Turkey has consistently contested the Greek Cypriot administration’s unilateral drilling in the Eastern Mediterranean, asserting that the TRNC (the so-called Turkish Republic of Northern Cyprus) also has rights to the resources in the area.
Since this spring, Ankara has sent two drilling vessels- Fatih and most recently Yavuz- to the Eastern Mediterranean, asserting the right of Turkey and the TRNC to the resources of the region.
The Turkish-flagged drillship Fatih launched offshore drilling operations this May in an area 75 kilometers (42 nautical miles) off the western coast of the island of Cyprus.
Athens and Greek Cypriots have opposed the move, threatening to arrest the ships’ crews and enlisting EU leaders to join their criticism.
In 1974, following a coup aiming at Cyprus’ annexation by Greece, Ankara intervened in the situation. In 1983, the TRNC was founded with assistance from the Turksih military and political leadership. Turkey is the only state that recognizes the TRNC as an independent state. The rest of the world sees the TRNC as a part of the Republic of Cyprus.

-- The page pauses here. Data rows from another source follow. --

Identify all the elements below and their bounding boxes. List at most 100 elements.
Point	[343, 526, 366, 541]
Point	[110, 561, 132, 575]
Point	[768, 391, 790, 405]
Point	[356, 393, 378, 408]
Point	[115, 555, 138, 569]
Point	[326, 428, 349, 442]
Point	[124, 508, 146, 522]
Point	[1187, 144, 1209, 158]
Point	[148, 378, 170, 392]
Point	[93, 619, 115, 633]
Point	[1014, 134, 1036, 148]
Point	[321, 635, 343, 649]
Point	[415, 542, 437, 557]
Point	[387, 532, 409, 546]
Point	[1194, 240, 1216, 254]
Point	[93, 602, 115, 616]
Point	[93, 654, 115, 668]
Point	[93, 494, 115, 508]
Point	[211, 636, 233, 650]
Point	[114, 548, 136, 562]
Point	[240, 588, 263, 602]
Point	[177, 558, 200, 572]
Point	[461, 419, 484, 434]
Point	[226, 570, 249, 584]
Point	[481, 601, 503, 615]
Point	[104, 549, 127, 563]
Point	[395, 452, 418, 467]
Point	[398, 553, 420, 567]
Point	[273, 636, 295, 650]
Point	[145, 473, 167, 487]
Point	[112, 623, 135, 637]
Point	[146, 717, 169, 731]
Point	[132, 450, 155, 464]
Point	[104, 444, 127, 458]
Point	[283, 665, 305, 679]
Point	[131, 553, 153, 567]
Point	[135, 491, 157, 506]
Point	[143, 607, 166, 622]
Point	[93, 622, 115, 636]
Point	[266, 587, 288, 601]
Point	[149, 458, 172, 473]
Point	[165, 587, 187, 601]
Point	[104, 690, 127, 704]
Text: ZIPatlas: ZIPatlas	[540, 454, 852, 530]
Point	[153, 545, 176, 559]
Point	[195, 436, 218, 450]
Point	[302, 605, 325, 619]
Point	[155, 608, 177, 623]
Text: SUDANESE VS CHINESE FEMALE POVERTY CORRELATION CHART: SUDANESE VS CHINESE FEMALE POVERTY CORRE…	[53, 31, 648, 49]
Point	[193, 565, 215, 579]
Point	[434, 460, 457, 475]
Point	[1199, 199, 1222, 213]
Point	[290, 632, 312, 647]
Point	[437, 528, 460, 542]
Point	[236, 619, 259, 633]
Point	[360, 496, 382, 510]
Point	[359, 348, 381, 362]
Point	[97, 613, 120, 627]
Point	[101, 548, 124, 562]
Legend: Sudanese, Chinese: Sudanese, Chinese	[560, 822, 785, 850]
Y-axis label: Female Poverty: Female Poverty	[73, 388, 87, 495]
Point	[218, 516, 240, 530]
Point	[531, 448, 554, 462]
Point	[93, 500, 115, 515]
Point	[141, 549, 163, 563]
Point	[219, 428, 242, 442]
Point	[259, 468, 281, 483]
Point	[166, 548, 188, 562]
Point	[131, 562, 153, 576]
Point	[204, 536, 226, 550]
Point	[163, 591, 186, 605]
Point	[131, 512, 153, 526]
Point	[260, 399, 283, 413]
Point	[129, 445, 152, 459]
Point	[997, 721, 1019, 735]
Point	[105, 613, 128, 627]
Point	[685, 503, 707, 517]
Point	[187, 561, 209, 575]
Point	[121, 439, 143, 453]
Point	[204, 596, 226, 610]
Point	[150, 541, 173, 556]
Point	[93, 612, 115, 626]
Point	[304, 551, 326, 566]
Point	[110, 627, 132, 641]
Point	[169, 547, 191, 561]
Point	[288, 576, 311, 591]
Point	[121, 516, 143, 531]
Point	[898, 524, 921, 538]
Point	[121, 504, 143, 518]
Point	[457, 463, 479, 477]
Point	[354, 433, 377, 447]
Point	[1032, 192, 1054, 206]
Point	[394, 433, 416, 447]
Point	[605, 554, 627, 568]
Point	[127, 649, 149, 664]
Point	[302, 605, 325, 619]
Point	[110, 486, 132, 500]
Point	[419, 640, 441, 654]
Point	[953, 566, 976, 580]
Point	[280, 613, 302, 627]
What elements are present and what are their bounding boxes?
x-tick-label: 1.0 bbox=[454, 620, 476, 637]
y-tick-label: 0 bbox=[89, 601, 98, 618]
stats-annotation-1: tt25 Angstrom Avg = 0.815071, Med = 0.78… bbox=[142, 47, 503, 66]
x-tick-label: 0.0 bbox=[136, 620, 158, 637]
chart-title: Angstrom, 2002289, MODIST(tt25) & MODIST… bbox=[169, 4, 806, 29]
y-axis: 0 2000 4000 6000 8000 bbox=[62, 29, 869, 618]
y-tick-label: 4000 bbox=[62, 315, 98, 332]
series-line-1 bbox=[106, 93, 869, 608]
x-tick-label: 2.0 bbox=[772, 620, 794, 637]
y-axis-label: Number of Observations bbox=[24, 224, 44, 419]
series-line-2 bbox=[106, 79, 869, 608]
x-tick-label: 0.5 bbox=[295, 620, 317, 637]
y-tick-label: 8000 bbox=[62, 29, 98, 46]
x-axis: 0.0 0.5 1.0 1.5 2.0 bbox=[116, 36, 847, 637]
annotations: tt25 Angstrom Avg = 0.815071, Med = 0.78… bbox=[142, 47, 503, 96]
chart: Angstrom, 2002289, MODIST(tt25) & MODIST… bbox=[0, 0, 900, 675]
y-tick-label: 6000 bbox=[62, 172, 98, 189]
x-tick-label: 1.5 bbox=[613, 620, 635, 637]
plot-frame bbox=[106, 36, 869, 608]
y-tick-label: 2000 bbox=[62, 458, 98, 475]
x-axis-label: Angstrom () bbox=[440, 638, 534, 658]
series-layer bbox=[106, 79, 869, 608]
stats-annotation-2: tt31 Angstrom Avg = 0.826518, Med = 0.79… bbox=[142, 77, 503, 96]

The decades since have seen several attempts to resolve the Cyprus dispute, all ending in failure. The latest one, held with the participation of the guarantor countries – Turkey, Greece, and the U.K.- ended in 2017 in Switzerland.
Turkey, which recently dispatched a second drilling ship off Cyprus, said a July 13 proposal by the breakaway Turkish Cypriot state for cooperation and an equal sharing of the energy resources should be seen as an “important opportunity” for a solution.
“Instead of encouraging the sides to come together and seize this opportunity, the EU’s decisions to act against Turkey are ineffective, detached from reality and not constructive,” the Foreign Ministry said. “As in the past, our country will decisively protect its and Turkish Cypriots’ rights and increase its activities in this regard.”